In diesem Fall lautet der Buchungssatz: 2.000 Euro Abschluss- und Prüfungskosten (Soll) und 2.000 Euro Rückstellungen für Abschluss und Prüfungskosten (Haben)
- Die tatsächliche Rechnung beträgt lediglich 1.500 Euro – Rechnung ist niedriger als die Rückstellung: 2.000 Euro Rückstellungen für Abschluss- und Prüfungskosten (Soll), 1.500 Euro Bank (Haben) und 500 Euro Erträge aus der Auflösung von Rückstellungen (Haben)

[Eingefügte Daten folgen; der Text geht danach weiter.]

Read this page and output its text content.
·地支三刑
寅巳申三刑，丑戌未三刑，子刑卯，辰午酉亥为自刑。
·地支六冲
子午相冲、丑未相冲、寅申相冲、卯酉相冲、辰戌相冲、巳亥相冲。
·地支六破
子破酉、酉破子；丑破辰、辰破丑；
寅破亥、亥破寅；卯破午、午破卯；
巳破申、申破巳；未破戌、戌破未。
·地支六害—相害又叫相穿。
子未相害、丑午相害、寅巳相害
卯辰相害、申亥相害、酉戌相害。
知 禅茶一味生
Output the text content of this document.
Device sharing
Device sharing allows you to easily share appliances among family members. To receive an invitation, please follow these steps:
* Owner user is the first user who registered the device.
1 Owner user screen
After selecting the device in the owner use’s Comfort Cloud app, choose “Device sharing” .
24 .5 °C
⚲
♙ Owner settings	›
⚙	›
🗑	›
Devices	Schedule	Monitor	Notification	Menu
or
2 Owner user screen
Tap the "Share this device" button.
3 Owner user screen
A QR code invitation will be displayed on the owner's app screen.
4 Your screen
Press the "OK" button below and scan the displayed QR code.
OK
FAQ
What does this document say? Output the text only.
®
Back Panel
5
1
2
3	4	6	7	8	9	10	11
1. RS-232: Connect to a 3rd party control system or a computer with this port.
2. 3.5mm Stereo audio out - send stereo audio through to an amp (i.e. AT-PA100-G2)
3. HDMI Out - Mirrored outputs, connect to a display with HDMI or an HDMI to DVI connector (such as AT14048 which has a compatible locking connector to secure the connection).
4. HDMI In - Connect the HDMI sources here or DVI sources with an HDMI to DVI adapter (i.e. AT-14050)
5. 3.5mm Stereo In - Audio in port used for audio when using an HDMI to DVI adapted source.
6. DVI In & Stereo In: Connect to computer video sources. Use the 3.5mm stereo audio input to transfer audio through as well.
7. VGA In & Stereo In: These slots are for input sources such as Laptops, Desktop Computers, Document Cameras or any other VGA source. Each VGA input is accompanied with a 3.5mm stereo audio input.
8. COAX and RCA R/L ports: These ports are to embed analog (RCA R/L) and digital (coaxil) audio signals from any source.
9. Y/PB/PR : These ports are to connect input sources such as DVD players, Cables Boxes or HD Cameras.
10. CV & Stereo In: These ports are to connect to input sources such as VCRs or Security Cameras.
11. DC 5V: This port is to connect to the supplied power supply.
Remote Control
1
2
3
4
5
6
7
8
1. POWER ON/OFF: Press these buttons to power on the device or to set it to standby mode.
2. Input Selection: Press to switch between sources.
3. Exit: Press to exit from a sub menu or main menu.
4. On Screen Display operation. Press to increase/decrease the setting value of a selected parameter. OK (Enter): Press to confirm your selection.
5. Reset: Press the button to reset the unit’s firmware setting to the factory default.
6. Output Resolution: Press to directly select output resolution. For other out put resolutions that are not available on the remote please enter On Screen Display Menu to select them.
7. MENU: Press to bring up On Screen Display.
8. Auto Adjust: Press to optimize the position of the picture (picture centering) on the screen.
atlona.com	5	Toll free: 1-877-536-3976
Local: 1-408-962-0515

- Die tatsächliche Rechnung beträgt 2.000 Euro – Rechnung identisch zur Rückstellung: 2.000 Euro Rückstellungen für Abschluss- und Prüfungskosten (Soll) und 2.000 Euro Bank (Haben)
- Die tatsächliche Rechnung beträgt 2.500 Euro – Rechnung höher als die Rückstellung: 2.000 Euro Rückstellungen für Abschluss- und Prüfungskosten (Soll), 500 Euro periodenfremde Aufwendungen (Soll) und 2.500 Euro Bank (Haben)
- Der Steuerberater verzichtet auf die Kosten: 2.000 Euro Rückstellungen für Abschluss- und Prüfungskosten (Soll) und 2.000 Euro Erträge aus der Auflösung von Rückstellungen (Haben)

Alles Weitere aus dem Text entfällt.